Der südliche Teil des ursprünglich zum Fürstentum Moldau gehörenden Bessarabien ging, nachdem es 1812 und 1829 vom Osmanischen Reich an Russland abgetreten worden war, im Ergebnis des Krimkrieges Russland zunächst wieder verloren. An das Fürstentum Moldau trat Russland im Rahmen des Pariser Friedens 1856 einen Grenzstreifen entlang des Pruth, des Donaudeltas und der Schwarzmeerküste einschließlich der Städte Cahul, Ismajil und Kilija ab sowie den südlichen Teil des Budschak. Diese Gebietsveränderung war weder historisch noch ethnographisch eindeutig begründet, denn im Gegensatz zu Nordbessarabien hatte Südbessarabien (einschließlich Bender) schon seit 1484 (bzw. 1538) nicht mehr zum Fürstentum Moldau, sondern bis 1812 direkt zum Osmanischen Reich gehört, und im Gegensatz zu Nordbessarabien lebten im Süden des Gebietes mehr Russen bzw. Ukrainer (und Bulgaren) als Moldawier. Durch die Grenzveränderung erhielt Moldau bzw. Rumänien aber einen Zugang zum Meer, während der Anteil Russlands an den Küsten des Schwarzen Meeres entsprechend verringert wurde.

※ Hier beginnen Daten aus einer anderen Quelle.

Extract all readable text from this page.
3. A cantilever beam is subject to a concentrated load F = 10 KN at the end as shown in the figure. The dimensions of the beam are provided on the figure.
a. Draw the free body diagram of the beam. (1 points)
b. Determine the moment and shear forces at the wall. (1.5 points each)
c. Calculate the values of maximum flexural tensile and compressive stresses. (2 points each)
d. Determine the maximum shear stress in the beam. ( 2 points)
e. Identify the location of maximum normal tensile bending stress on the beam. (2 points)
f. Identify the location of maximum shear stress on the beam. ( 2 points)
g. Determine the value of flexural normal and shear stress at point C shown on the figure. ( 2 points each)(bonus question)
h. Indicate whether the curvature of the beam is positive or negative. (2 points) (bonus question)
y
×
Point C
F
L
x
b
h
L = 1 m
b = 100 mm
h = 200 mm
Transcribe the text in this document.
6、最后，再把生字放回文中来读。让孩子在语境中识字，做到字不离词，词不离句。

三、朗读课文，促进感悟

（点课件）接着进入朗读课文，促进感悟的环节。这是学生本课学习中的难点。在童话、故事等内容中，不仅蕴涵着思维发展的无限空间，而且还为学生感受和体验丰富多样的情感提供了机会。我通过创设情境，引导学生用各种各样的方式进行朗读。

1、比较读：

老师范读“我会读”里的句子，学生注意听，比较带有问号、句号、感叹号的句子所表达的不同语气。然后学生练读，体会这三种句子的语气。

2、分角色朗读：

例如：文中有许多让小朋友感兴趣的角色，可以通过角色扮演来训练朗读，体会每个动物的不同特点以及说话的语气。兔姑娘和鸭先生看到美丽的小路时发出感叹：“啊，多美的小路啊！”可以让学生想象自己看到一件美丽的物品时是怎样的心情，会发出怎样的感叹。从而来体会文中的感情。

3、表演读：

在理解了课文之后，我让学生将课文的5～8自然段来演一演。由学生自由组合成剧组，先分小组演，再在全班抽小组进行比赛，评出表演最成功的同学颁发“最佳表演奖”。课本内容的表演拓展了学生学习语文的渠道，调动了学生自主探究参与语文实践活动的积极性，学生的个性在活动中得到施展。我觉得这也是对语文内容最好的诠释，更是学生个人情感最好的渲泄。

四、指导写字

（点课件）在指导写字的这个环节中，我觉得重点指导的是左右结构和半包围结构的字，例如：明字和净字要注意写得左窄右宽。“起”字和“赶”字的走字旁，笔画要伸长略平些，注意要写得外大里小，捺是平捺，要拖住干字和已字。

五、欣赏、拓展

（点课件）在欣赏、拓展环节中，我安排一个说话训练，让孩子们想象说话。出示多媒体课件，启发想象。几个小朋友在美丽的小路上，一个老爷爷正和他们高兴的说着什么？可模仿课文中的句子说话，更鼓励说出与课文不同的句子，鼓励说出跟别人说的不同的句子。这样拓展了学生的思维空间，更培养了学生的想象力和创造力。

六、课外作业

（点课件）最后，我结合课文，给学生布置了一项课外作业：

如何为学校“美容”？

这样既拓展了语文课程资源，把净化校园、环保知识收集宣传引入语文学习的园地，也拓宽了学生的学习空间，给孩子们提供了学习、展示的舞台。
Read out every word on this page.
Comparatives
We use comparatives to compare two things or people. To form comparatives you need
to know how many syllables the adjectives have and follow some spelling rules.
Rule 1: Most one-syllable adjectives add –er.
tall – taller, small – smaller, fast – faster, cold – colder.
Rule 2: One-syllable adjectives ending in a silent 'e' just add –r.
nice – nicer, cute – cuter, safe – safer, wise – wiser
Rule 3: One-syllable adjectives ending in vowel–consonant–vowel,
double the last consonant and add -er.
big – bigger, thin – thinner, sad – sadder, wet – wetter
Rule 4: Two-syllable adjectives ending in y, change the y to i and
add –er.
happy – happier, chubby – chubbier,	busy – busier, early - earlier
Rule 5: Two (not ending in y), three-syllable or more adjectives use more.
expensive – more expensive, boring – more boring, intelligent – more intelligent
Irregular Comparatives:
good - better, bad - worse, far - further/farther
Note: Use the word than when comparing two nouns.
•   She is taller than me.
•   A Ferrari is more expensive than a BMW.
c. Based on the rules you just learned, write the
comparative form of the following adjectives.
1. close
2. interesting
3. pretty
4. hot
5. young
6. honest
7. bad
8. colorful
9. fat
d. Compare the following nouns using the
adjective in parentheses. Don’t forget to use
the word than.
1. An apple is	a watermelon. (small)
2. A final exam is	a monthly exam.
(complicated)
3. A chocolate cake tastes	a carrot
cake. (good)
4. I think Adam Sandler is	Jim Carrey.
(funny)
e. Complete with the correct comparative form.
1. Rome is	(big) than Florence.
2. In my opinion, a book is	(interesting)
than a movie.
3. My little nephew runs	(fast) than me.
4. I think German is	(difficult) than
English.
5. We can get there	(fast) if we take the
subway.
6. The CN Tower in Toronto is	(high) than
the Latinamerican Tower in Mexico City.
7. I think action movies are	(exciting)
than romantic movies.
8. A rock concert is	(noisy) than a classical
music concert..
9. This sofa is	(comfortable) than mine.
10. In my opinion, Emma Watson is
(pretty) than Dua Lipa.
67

Schon im nächsten Russisch-Osmanischen Krieg erzwang Russland 1878 die Rückgabe Südbessarabiens, Rumänien erhielt als Entschädigung die Dobrudscha von den Osmanen.

LiteraturBearbeiten

  • Mihaela Narcisa Niemczik-Arambașa: Alltag am östlichen Rand der EU: Raumaneignungen der Bevölkerung im Grenzraum Rumänien/Republik Moldau. (Praxis Kultur- und Sozialgeographie, 54) Universitätsverlag, Potsdam 2012, S. 256 (Volltext)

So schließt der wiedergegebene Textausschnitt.